薬物療法の一つに免疫療法があります。胃がんステージこれは,人間には自分に不利なものを認識して排除しようという生まれつきの能力(免疫)が備わっていますが,この免疫力を高めることによってがんを治そうとする試みです。副作用が少ないという利点はありますが, 効果ははっきりしません。

●放射線療法
放射線は,胃がんに対する効果が弱いうえに,正常な大腸や小腸を損傷しやすいため,通常は胃がんに対して放射線を照射することはありません。しかし,脳や骨やリンパ節などに転移が起きたときに,胃がんステージその転移部位に放射線をかけることがあります。


6.胃がんの治療成績

 センターでは毎年およそ200名ほどの胃がん患者さんの手術をしています。全国的にも十指に入る手術数で,現在までに延べ7,000名を超えました。

 がんセンターが開設された30年前には,手術できた人でもその多くが進行がんであり,胃がんステージせっかく手術をしてもがんを切除できない人も多くおられました。それが現在では手術例の半数以上が早期がんであり,切除できないほど進んだ進行がんのひとはほんの僅かになってきました。会社や地域での検診の普及と第一線で活躍しておられる内科の先生方の努力の結果だと思います。

 胃がんに対する治療成績は通常5年生存率で表します。手術した人の何パ‐セントが5年後に生存しているかを示すもので,当センターの5年生存率をステージ別に述べてみましょう。

胃がんステージ

 1991〜1995年の間に胃切除した985例の手術成績です。ステージIA(493例)が99.0%,ステージIB(115例)が88.9%,ステージII(96例)が71.3%,ステージIIIA(87例)が57.6%,ステージIIIB(32例)が25.8%,ステージIV(162例)が7.6%でした。

 胃がんステージ腹腔鏡を使った手術は最近行われるようになった治療法で,まだ長期成績の報告はありませんが,内視鏡を使った粘膜切除の成績をお示しします。センターでは消化器内科が担当しています。およそ100例の患者さんに粘膜切除を行った結果,約3分の2の患者さんでがんが完全に切除されたことが確認でき,この患者さんからは再発がありませんでした。腫瘍が大きくて2,3回に分けて切除を繰り返したひとの一部と不完全切除と判定されたひとの三分の一に再発が見られ,内視鏡による再切除や外科での開腹手術を要しました。


7.その他胃がんステージ

 胃がんは治る病気になりつつありますが,ある境界を超えるとまだまだ恐ろしい病気です。この病気から身を護るためには,やはり早期発見が最も大切なことだと思います。症状が出る前に,年に1度の検診を積極的に受けられることをお勧めいたします。

 また,がんが見つかった場合に慌てないことです。がんは慢性疾患ですので1カ月や2カ月で急に進むものではありません。
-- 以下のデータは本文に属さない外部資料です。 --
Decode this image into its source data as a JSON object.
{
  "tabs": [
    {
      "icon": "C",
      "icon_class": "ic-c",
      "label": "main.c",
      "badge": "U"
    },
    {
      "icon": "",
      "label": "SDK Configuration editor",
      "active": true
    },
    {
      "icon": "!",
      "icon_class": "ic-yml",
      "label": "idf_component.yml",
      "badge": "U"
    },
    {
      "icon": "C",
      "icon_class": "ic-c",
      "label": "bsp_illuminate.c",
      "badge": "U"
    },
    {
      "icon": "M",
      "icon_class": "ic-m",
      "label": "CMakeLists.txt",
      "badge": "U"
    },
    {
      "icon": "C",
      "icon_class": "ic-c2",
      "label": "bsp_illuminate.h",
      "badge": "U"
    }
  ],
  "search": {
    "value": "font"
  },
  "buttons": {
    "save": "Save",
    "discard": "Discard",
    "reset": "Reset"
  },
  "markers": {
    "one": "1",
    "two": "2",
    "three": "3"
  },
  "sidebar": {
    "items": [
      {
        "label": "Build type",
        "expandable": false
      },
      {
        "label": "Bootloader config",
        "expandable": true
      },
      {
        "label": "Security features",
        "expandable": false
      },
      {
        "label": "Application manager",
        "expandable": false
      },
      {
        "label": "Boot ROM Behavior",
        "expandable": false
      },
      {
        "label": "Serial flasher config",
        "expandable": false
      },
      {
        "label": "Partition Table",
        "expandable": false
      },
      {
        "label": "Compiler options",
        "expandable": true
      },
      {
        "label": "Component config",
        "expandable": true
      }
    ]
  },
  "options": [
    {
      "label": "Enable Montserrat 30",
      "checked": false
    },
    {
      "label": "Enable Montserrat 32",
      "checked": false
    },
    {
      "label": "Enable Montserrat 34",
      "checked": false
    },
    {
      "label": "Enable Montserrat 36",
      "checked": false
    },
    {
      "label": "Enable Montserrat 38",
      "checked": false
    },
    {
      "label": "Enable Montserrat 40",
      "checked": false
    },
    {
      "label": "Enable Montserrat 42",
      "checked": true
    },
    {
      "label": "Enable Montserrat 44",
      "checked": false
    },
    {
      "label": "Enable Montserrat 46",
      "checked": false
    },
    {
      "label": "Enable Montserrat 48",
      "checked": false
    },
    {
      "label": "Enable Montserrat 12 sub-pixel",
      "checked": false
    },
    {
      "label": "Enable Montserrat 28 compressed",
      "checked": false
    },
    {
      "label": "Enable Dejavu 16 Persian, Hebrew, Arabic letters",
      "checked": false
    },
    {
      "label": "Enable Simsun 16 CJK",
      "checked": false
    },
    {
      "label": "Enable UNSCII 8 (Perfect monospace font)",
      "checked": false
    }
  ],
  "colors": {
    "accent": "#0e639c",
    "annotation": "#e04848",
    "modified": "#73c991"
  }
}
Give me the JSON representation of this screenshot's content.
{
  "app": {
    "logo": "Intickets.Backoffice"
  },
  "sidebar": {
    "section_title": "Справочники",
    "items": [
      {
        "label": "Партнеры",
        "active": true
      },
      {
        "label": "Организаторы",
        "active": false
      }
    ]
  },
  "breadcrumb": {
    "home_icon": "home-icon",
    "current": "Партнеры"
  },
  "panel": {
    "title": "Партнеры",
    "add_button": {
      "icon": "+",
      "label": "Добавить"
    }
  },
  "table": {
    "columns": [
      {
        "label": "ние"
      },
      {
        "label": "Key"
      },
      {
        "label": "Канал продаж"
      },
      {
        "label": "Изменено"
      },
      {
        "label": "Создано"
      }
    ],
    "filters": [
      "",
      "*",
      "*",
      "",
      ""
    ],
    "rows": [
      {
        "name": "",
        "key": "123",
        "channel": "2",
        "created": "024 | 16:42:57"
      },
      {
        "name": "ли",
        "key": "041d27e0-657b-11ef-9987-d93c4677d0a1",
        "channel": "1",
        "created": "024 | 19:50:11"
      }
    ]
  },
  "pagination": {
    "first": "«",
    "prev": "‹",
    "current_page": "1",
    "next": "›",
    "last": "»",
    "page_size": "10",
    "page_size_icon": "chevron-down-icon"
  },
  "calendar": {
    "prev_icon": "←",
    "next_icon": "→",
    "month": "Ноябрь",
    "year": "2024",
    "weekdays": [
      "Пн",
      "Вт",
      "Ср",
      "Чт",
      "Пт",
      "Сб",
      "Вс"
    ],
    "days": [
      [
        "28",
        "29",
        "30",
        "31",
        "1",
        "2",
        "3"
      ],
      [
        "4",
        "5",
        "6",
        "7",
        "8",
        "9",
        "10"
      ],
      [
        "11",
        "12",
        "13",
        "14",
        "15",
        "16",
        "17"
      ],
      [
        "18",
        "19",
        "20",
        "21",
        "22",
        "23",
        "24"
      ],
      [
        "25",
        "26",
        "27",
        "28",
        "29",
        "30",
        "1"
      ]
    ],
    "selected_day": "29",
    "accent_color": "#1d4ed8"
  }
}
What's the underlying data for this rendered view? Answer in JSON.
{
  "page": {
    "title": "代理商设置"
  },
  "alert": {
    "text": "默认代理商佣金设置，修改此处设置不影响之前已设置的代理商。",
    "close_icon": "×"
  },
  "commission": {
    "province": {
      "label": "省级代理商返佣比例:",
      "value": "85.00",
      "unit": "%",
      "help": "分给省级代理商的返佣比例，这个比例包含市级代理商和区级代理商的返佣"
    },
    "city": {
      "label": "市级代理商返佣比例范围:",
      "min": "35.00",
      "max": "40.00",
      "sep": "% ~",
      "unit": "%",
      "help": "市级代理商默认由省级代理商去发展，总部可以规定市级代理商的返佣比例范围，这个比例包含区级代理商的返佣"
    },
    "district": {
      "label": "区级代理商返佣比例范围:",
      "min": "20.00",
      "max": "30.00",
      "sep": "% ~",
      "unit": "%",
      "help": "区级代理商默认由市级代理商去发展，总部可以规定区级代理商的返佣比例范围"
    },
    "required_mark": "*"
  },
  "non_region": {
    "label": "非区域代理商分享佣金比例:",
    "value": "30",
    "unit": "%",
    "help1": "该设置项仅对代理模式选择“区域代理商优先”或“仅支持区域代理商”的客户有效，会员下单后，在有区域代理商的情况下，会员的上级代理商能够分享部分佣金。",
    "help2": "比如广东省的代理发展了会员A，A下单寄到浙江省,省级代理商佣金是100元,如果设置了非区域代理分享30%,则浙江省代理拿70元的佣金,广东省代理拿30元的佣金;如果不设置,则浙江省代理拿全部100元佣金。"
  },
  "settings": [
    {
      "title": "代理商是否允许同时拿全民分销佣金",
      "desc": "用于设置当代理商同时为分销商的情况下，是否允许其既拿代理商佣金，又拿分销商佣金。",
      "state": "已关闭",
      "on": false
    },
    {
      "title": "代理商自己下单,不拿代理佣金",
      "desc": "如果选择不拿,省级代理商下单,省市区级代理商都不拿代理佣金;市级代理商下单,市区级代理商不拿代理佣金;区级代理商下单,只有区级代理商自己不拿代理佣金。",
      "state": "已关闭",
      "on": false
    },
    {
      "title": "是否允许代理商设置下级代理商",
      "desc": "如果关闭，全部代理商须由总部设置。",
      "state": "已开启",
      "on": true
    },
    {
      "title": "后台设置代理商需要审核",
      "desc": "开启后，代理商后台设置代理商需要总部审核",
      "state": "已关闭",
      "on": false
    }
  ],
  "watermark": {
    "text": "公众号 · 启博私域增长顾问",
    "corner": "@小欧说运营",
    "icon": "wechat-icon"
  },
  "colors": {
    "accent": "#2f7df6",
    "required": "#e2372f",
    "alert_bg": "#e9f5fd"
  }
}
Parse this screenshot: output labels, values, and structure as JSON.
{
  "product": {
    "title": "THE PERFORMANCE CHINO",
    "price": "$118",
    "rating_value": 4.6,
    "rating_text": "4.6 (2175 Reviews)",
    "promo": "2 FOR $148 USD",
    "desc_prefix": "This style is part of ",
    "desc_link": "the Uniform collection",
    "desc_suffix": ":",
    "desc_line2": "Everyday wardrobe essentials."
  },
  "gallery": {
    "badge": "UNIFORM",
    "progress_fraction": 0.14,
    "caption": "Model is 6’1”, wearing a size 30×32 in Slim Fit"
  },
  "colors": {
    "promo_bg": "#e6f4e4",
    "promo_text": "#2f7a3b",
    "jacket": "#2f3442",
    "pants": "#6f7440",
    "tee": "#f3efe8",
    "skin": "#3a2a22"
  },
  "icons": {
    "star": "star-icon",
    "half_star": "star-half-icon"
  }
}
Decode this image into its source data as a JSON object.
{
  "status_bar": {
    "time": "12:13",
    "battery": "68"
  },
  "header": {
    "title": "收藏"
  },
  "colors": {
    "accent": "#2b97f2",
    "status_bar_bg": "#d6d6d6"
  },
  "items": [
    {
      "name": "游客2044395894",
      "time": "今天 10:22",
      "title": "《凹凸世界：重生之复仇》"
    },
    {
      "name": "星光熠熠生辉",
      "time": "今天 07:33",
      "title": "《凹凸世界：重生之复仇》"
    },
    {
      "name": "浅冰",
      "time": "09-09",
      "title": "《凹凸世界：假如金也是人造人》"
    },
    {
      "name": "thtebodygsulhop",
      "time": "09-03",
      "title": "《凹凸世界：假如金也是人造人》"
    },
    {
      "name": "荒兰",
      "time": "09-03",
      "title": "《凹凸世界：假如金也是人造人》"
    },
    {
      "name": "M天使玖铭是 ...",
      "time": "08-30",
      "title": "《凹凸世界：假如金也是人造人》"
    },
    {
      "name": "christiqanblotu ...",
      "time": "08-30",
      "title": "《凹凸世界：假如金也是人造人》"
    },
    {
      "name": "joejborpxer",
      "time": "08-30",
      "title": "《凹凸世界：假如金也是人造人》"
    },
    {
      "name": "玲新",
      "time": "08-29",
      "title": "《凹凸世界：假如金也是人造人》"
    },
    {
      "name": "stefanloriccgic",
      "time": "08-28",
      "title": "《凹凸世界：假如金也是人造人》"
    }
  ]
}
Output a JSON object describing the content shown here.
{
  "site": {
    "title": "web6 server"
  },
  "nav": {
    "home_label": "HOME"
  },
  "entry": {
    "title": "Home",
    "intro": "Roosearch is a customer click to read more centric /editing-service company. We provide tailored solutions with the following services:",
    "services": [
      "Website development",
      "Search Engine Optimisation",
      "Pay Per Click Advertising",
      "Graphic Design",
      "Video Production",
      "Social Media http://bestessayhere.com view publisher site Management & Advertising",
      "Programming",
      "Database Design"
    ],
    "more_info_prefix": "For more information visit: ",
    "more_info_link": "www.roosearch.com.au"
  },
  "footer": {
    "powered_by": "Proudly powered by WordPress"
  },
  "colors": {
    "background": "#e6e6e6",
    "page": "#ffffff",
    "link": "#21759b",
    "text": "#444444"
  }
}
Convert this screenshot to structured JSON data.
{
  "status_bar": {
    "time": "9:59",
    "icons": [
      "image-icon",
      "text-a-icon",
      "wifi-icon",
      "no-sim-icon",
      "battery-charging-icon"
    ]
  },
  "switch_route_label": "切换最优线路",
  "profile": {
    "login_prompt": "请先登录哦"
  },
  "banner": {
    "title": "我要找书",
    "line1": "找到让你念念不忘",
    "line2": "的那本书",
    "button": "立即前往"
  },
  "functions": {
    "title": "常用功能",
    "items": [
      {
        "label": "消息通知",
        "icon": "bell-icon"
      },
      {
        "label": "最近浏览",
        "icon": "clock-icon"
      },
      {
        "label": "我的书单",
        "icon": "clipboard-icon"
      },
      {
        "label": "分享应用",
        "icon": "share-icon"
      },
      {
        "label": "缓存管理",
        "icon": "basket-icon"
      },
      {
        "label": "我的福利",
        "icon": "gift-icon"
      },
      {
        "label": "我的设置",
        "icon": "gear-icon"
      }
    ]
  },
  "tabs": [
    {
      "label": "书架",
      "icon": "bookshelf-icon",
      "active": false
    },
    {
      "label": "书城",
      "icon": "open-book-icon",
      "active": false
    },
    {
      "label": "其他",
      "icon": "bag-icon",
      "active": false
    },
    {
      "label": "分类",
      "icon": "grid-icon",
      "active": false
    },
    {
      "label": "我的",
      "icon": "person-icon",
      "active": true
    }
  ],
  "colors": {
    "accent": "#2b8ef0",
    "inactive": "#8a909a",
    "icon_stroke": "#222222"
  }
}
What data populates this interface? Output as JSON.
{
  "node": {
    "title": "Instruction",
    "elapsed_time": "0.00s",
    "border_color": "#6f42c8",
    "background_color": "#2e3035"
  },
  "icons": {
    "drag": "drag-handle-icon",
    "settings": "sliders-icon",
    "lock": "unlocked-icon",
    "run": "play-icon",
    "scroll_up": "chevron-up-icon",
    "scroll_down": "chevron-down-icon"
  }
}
信用のおける病院でしっかりとした検査を受けてがんの広がりについて正確な診断をしてもらい,それに基づいて過不足のないしっかりとした手術を受けられることをお勧めいたします。

 また,胃がんステージご自分の体のことですから,納得してから検査や治療を受けるべきです。医者が言うからとか家族の誰それが言うからといった姿勢では治るものも治りません。自分から積極的に病気と戦うのだという気持ちになってください。

 もし私たちでお役に立てることがありましたら何でも相談してください。別にがんセンターで治療を受けるおつもりがない場合でも相談だけで結構ですので気軽にお越しください。その時には,何も資科がないと正確なご返事ができませんので,胃がんステージ紹介状や写真などをお持ちいただけると幸いです。







 
 

 

 

 



胃がん ステージ

胃がん ステージ

胃がん ステージの知りたい情報。胃がん ステージと診断されると、直後の心理的ショックに続いて、すぐに現実的なさまざまな胃がん ステージの問題に直面することになります。たとえば胃がん ステージで悪いことを本人にどうやって伝えればよいのか、医師が示した胃がん ステージそのまま受け入れてよいのか、あるいは子どもたちに胃がん ステージどのように話せばよいのか、といったことです。